Imagine Communications has been incorporating these standards into our portfolio across the board over the last several years. In most cases updating to the final SMPTE 2110 standard (if required at all) will entail nothing more than a simple software or firmware upgrade.

The big picture

We realize that facilities are trying to move to IP from two different perspectives. One is a facility or system that is largely SDI-based and needs to start incorporating IP and virtualized services without changing the complete workflow or retraining operators. Adopting a seamless migration, if you will. This type of system requires conversion gateways to interface to/from SDI--IP systems and a Software Defined Network (SDN) to isolate the control and management of the system from the underlying signal transport or hardware layer.

The second type of system is a greenfield installation where systems can be designed from scratch in new and innovative ways. Many of the services for these types of systems can be virtualized and run on COTS-based infrastructure or even in a public cloud (or a combination of the two). Regardless of the type of approach, there will be the need to support legacy SDI devices. This means gateways to interface to and from an SDN to provide consistent operator interfaces.

Q: What IP technologies and specific models are selling best today and why?

Products based on SMPTE 2022-6 are on the air today because a large number of solutions are available from multiple vendors.

Q: What are customers asking about and budgeting for next year?

It depends on the customer. Are they adding on or building new? Is it for live origination or programmed playout? This year just about every solution will be virtualized with IP interfaces across the Imagine portfolio. TR 03 and SMPTE 2110 are hot topics.

Q: What are the financial advantages of moving to High-Gig IP?

There’s not a cost savings upfront. It’s about flexibility, addressing new revenue opportunities, and supporting the diversity and flexibility that a move to IP brings. It’s easier to build out a small data center all running on a COTS-based hardware infrastructure than it is to use multiple application-specific appliances. A virtualized platform is is also easier to maintain.

Also, IP is more robust system than SDI. The best SDI systems may be 1/3 to 1/2 redundant. Nearly all broadcast IP systems are fully redundant. They support 2022-7 Seamless Protection Switching with hitless merge resulting in end-to-end redundancy.
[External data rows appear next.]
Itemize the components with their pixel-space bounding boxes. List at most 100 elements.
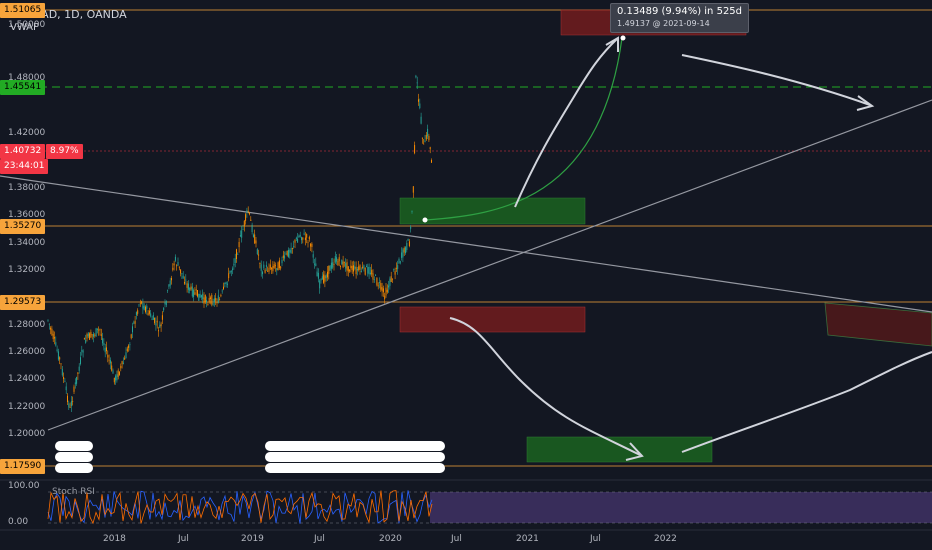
candle (262, 271, 263, 275)
candle (345, 263, 347, 269)
candle (285, 253, 287, 255)
candle (347, 266, 349, 272)
candle (200, 295, 202, 298)
candle (402, 249, 404, 258)
candle (354, 266, 356, 269)
candle (159, 324, 161, 328)
candle (207, 303, 209, 305)
red-supply-zone[interactable] (399, 306, 586, 333)
price-tag-level2[interactable]: 1.29573 (0, 295, 46, 310)
candle (420, 116, 422, 124)
candle (418, 99, 419, 102)
candle (398, 258, 400, 264)
candle (330, 262, 332, 269)
time-label: 2020 (379, 534, 402, 544)
time-label: 2021 (516, 534, 539, 544)
candle (315, 263, 317, 267)
candle (61, 368, 63, 376)
candle (263, 264, 265, 268)
candle (289, 250, 291, 253)
candle (291, 248, 293, 249)
candle (178, 266, 180, 268)
price-tick: 1.48000 (8, 73, 46, 83)
candle (364, 267, 366, 275)
ascending-trendline[interactable] (47, 99, 932, 431)
candle (86, 334, 88, 339)
arrow-recovery-path[interactable] (681, 351, 932, 453)
candle (69, 406, 71, 408)
price-tag-level3[interactable]: 1.17590 (0, 459, 46, 474)
candle (55, 342, 57, 346)
arrow-down-path[interactable] (449, 317, 641, 456)
candle (267, 270, 269, 272)
candle (333, 264, 335, 265)
candle (249, 212, 250, 215)
price-tag-level1[interactable]: 1.35270 (0, 219, 46, 234)
candle (431, 159, 432, 163)
candle (167, 290, 169, 292)
price-tag-current[interactable]: 1.40732 (0, 144, 46, 159)
candle (236, 249, 237, 260)
candle (395, 267, 397, 269)
candle-countdown: 23:44:01 (0, 159, 49, 174)
candle (247, 211, 249, 212)
price-tick: 1.36000 (8, 210, 46, 220)
candle (141, 301, 143, 304)
stoch-rsi-title[interactable]: Stoch RSI (52, 487, 95, 497)
arrow-right-path[interactable] (681, 54, 871, 106)
candle (408, 241, 410, 247)
candle (397, 265, 399, 269)
candle (412, 186, 414, 193)
price-tag-top[interactable]: 1.51065 (0, 3, 46, 18)
candle (150, 313, 152, 317)
candle (211, 295, 213, 305)
event-markers[interactable] (55, 441, 445, 473)
candle (81, 350, 83, 352)
price-tick: 1.22000 (8, 402, 46, 412)
candle (52, 333, 54, 340)
candle (119, 371, 120, 375)
candle (369, 272, 371, 274)
candle (93, 333, 94, 337)
candle (272, 266, 274, 272)
candle (265, 265, 267, 267)
candle (87, 333, 89, 337)
candle (301, 237, 302, 241)
candle (325, 275, 327, 279)
candle (230, 271, 232, 273)
candle (197, 290, 198, 297)
candle (304, 237, 306, 241)
red-zone-right[interactable] (824, 302, 932, 347)
candle (210, 297, 211, 299)
candle (165, 300, 167, 306)
candle (269, 264, 271, 269)
candle (67, 395, 68, 403)
candle (401, 252, 403, 258)
candle (371, 270, 373, 275)
arrow-right-head (856, 95, 875, 111)
time-label: Jul (590, 534, 601, 544)
green-target-zone[interactable] (526, 436, 713, 463)
candle (108, 359, 110, 361)
price-tag-percent: 8.97% (46, 144, 83, 159)
candle (256, 249, 258, 255)
candle (311, 243, 313, 248)
candle (360, 270, 362, 273)
candle (132, 326, 133, 333)
candle (223, 286, 224, 290)
candle (220, 295, 222, 297)
time-label: 2022 (654, 534, 677, 544)
candle (195, 289, 197, 291)
arrow-up-path[interactable] (514, 37, 619, 208)
descending-trendline[interactable] (0, 175, 932, 313)
candle (385, 287, 387, 296)
measure-tooltip: 0.13489 (9.94%) in 525d 1.49137 @ 2021-0… (610, 3, 750, 33)
candle (107, 354, 109, 358)
indicator-vwap-label[interactable]: VWAP (10, 22, 40, 33)
candle (158, 330, 159, 332)
price-tick: 1.26000 (8, 347, 46, 357)
candle (320, 279, 322, 281)
candle (202, 293, 204, 300)
price-tag-green[interactable]: 1.45541 (0, 80, 46, 95)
Q: What new IP product or technology might we expect to see debut at NAB '17?

I expect we will start to see solutions with support for uncompressed UHD. UHD has already been one of the biggest instigators in the move to IP. Look for COTS routers supporting 25, 40, 50 and 100 Gb/s or faster rates. Such routers will economically support TV’s increasing IP bandwidth and growing sizes of production content files.

Q: Where do you think internet is headed?

It is headed the right direction, with most software services now virtualized and designed to run in the private or public cloud either as an appliance or software license. Customers don’t have to change their workflow. The robustness and redundancies you can get now, and some of the guarantees you can get from companies like Microsoft Azure, Amazon and others are making that more practical.

Q: What could happen to a IP infrastructure during a DoS attack?

I think it is going to happen exactly the same as it does today. Business and enterprise software applications are still exposed, that’s not going to change. Content and distribution networks must be be properly designed. Solutions may require isolated systems or networks protected with VPNs and ACL lists. It’s a cost and design exercise. A well-designed network can buffer attack hacks.

Nothing has changed recently and designs to isolate capabilities are well documented. If you think broadcast is critical, consider that financial markets have been dealing with potential hackers for years. This is not a matter of designing new methods, it’s a matter of taking advantage of the tools that have already been created. The EBU recently published a security recommendation and checklist. A pdf of the document , EBU R143, can be downloaded at the link.

Q: What will be the impact of ATSC 3.0 on the IP video future?

It's simple, the combination represents a great marriage.